In the last blog post, we talked about technology democratization. Powerful developing tools, are accessible to anyone with curiosity and an internet connection. That’s an incredible leap forward. It lowers the barrier to entry, invites experimentation, and gives creators of every level the chance to build something meaningful.
But this freedom has a curious side effect. Surrounded by so many shiny options, we begin to pick technologies the way children choose toys. We chase what glitters, not what fits. And slowly, the project stops being the focus. The résumé takes the driver’s seat.
That is Resume Driven Development: when technical choices are guided by what looks impressive on LinkedIn rather than what the problem actually needs.
The Ferrari that only commutes
Imagine someone asks you to design a car for a simple purpose: a short daily commute, ten kilometers to work and ten back. A practical engineer would think of efficiency, comfort, and low maintenance. But an excited one might say, let’s put in a Formula 1 engine, surround it with carbon fiber panels, and install a studio-grade sound system. On paper, it’s spectacular. You could proudly say, I built a car that hits 300 kilometers per hour and sounds like a concert hall on wheels.
The résumé glows. The driver, though, only wanted to get to work. The car ends up expensive, noisy, and fragile. The design serves the ego, not the purpose.
Software projects often meet the same fate. We design small tools as if they were global platforms. We prepare for millions of users who may never arrive. And while the stack looks glamorous, the project itself struggles to breathe.
The Seduction of Overengineering
Today it’s common to see applications built for a few dozen users running on complex distributed architectures.

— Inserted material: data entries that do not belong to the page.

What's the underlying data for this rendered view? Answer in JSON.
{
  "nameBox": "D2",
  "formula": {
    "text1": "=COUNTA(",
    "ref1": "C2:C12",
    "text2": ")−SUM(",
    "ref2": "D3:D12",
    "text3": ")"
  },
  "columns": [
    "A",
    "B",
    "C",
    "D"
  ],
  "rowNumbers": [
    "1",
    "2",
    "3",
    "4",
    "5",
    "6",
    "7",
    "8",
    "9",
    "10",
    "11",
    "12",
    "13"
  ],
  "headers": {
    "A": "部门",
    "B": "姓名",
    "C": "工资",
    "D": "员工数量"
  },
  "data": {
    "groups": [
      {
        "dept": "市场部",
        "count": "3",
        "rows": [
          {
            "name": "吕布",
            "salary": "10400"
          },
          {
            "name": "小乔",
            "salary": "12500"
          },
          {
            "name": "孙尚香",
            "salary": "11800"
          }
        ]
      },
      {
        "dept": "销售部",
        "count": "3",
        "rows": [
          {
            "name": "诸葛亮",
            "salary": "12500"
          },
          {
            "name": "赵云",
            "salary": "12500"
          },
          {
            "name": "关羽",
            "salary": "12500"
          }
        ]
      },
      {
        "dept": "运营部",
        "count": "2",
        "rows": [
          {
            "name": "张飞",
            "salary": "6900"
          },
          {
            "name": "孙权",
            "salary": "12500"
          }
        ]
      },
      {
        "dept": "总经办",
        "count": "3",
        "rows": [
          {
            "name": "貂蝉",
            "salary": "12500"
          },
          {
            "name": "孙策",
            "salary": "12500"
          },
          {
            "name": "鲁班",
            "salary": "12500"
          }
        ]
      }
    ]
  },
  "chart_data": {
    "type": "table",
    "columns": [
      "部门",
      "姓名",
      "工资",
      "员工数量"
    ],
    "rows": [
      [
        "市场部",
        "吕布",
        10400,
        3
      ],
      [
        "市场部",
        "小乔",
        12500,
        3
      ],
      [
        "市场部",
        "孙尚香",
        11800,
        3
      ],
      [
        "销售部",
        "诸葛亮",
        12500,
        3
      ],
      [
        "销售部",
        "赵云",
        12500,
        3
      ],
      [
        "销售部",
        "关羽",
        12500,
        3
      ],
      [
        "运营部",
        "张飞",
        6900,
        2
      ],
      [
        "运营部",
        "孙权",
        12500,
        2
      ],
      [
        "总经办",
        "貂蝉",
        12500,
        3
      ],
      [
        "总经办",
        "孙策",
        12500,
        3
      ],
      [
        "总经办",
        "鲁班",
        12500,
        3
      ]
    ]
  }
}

Someone reads about microservices, container orchestration, and event streaming, and suddenly every project looks like it needs them. The problem isn’t those tools themselves; it’s their misplacement.
Older technologies that we like to call outdated can still handle hundreds of thousands of users with ease. A well-structured monolith is often faster, cheaper, and more reliable than a network of overengineered services. “New” doesn’t mean “better,” and using advanced tools outside their intended context often adds friction instead of solving anything.
Yet the temptation remains. Everyone wants to work with the new and exciting. Everyone wants that line on their résumé. Before long, decisions are made not for users or maintainers, but for recruiters.
Choosing for the Real World
Every tool has its time and place. As developers, knowing them isn’t enough. We have to understand their lifespan, their cost, and their context. A project’s success depends not only on what it can do today but on how gracefully it can survive tomorrow.
When you choose a stack, think of the people who will maintain it in a year, the cost of keeping it online, the likelihood that it will still be supported in five years, and whether it truly solves the problem at hand. That’s what separates design from indulgence.
And remember this about so-called “legacy” systems: age doesn’t make software obsolete. Abandonment does. PHP, HTML, MySQL—they’re not relics. They evolve, adapt, and continue to power the web. A system only becomes legacy when it’s left behind by its ecosystem.
The Hidden Cost of Freedom
In architecture or automotive design, overbuilding is immediately expensive. The waste is visible in steel and concrete. In software, the cost hides behind free trials and cloud credits. You can experiment endlessly without feeling the pain, at least at first. But the true cost comes later—in complexity, maintenance, and time lost.
That’s the invisible debt of Resume Driven Development. It’s not paid in money upfront but in fatigue and technical decay.
The Fantasy of Three Million Users
Many teams build today for a future that may never come. They imagine the glorious day when their product will serve millions and optimize everything for that hypothetical scale. Most never get close. In chasing that fantasy, they ignore the needs of the users they already have.
If one day you truly reach those millions, it will be a good problem to have. You’ll redesign with data, not guesswork. But until then, build for what exists, not for what you wish would happen.
Back to What Matters
Technology should serve the project, not the résumé. The right stack is the one that delivers the most value to the user with the least friction to the team. Build for clarity, maintainability, and purpose. When growth comes, evolve with intent, not anxiety.
Resume Driven Development produces impressive portfolios but fragile systems. What truly shines in the end isn’t your stack—it’s how well you solved the problem. That’s the achievement worth writing on your résumé.